Dedicatoria
A Luis y Antonio,
aquella tarde en que los vi llegar
a través del campo.
Dedicatoria
A Luis y Antonio,
aquella tarde en que los vi llegar
a través del campo.
Cuaderno 1
Cuaderno 1
ANDRES era pescador. Estaba casado con Manuela, una buena mujer que le dio dos hijos, Pedro y Marta.
La familia se apellidaba Corredoiras y vivía en San Benito, que es un pueblo a la orilla de la mar.
El trabajo de Andrés era de marinero a bordo del María Segunda, el barco del Rapaciño, un patrón de muchos años que nunca volvía de vacío.
Andrés, antes de casarse, fue medio aventurero, corrió mundo, tanto por mar como por tierra, y no le tuvo miedo a casi nada, pero de casado se hizo prudente.
Andrés, cuando salía a la mar, dejaba dicho:
—En caso de desgracia, iros a San Julián, a casa del tío José, que él sabrá cómo ayudaros.
Manuela se enfurecía:
—Tú cuida de volver y no digas bobadas.
Andrés, cuando volvía de la mar, traía el jornal y un cubo lleno de pescado, rodaballo o sardinas, cuando no centollos. Entonces Manuela cocinaba aquellas calderadas que, en cuanto empezaban a hervir, ya no te dejaban pensar en otra cosa, que el olor tenía hechizo.
Cuando Andrés estaba en tierra, se iba con su hijo, por ahí, a la playa o al monte, a coger pulpo o robar manzanas.
Andrés decía:
—Me gusta ver cómo te haces hombre.
Con la hija era distinto:
—No me crezcas muy rápido, rapaza, que cuando quieras a otro, voy a llorar.
Manuela reía.
Al ir entrando la tarde, si no había faena, Andrés y Manuela salían a esconderse en las rocas o en el monte, a reír cogidos de la mano, que aún eran gente joven y les gustaba estar solos. Luego, Manuela volvía a casa y cocinaba la cena para todos mientras Andrés se dejaba caer por la taberna de Edelmiro, a terminar el día con un vaso de vino, una partida de cartas y algo de charla, no mucho, que por aquí, señor, somos de poco hablar.
Un invierno, el día de Santa Leocadia, se enfureció el viento, arboló la mar y fue temporal del noroeste, que siempre es de temer.

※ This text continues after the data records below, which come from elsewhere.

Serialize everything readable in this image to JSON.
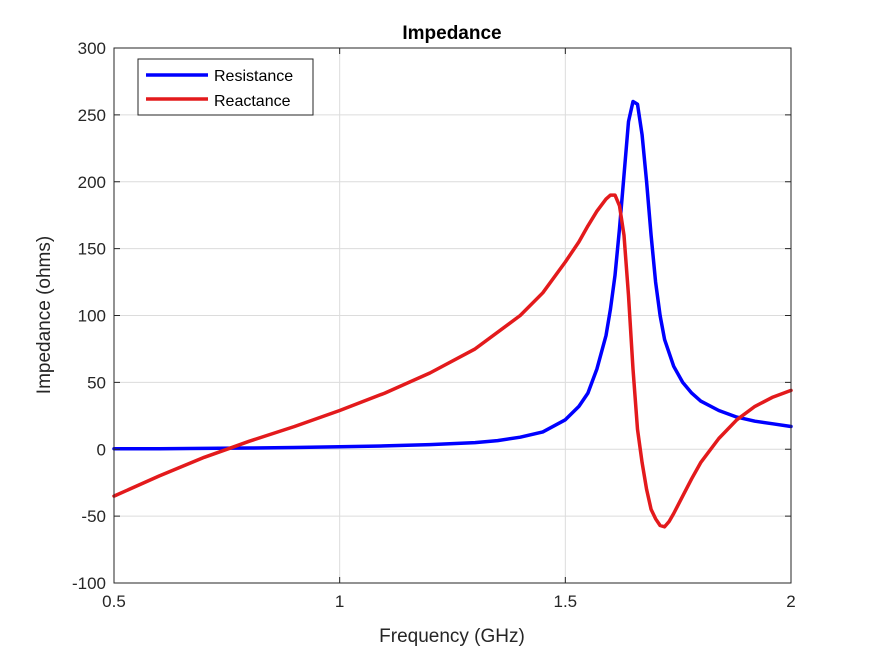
{
  "chart_data": {
    "type": "line",
    "title": "Impedance",
    "xlabel": "Frequency (GHz)",
    "ylabel": "Impedance (ohms)",
    "xlim": [
      0.5,
      2
    ],
    "ylim": [
      -100,
      300
    ],
    "xticks": [
      0.5,
      1,
      1.5,
      2
    ],
    "xtick_labels": [
      "0.5",
      "1",
      "1.5",
      "2"
    ],
    "yticks": [
      -100,
      -50,
      0,
      50,
      100,
      150,
      200,
      250,
      300
    ],
    "ytick_labels": [
      "-100",
      "-50",
      "0",
      "50",
      "100",
      "150",
      "200",
      "250",
      "300"
    ],
    "grid": true,
    "legend_position": "top-left",
    "series": [
      {
        "name": "Resistance",
        "color": "#0000ff",
        "x": [
          0.5,
          0.6,
          0.7,
          0.8,
          0.9,
          1.0,
          1.1,
          1.2,
          1.3,
          1.35,
          1.4,
          1.45,
          1.5,
          1.53,
          1.55,
          1.57,
          1.59,
          1.6,
          1.61,
          1.62,
          1.63,
          1.64,
          1.65,
          1.66,
          1.67,
          1.68,
          1.69,
          1.7,
          1.71,
          1.72,
          1.74,
          1.76,
          1.78,
          1.8,
          1.84,
          1.88,
          1.92,
          1.96,
          2.0
        ],
        "y": [
          0.3,
          0.4,
          0.6,
          0.9,
          1.3,
          1.8,
          2.5,
          3.5,
          5,
          6.5,
          9,
          13,
          22,
          32,
          42,
          60,
          85,
          105,
          130,
          165,
          205,
          245,
          260,
          258,
          235,
          200,
          160,
          125,
          100,
          82,
          62,
          50,
          42,
          36,
          29,
          24,
          21,
          19,
          17
        ]
      },
      {
        "name": "Reactance",
        "color": "#e31a1c",
        "x": [
          0.5,
          0.6,
          0.7,
          0.75,
          0.8,
          0.9,
          1.0,
          1.1,
          1.2,
          1.3,
          1.4,
          1.45,
          1.5,
          1.53,
          1.55,
          1.57,
          1.59,
          1.6,
          1.61,
          1.62,
          1.63,
          1.64,
          1.65,
          1.66,
          1.67,
          1.68,
          1.69,
          1.7,
          1.71,
          1.72,
          1.73,
          1.74,
          1.76,
          1.78,
          1.8,
          1.84,
          1.88,
          1.92,
          1.96,
          2.0
        ],
        "y": [
          -35,
          -20,
          -6,
          0,
          6,
          17,
          29,
          42,
          57,
          75,
          100,
          117,
          140,
          155,
          167,
          178,
          187,
          190,
          190,
          182,
          160,
          115,
          60,
          15,
          -10,
          -30,
          -45,
          -52,
          -57,
          -58,
          -54,
          -48,
          -35,
          -22,
          -10,
          8,
          22,
          32,
          39,
          44
        ]
      }
    ]
  }
}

Era la medianoche y Andrés no había vuelto. Faltaba su barco y otros también faltaban. Manuela quiso estar tranquila. Dijo:
—El barco es bueno y el patrón sabe.
Le duró poco. Dijo:
—Dios nos valga.
Y corrió a la Punta de la Nécora, que es la que más se adentra en la mar. Allí estaban las otras mujeres, y todas esperaron bajo la lluvia y el viento, durante el día y la noche, a veces iluminadas por el destello del faro de San Cidrián, a veces por el relámpago.
El señor cura, que ya iba para viejo, fue con ellas, a darles ánimo. Dijo:
—Calma, rapazas, que Dios no ha de querer.
Pero las mujeres tenían miedo y una, la señora Carmen, preguntó:
—¿Y si esta noche quiere, señor cura? Entonces todas se pusieron a gritar y, en medio del temporal, parecía el gritar de las gaviotas.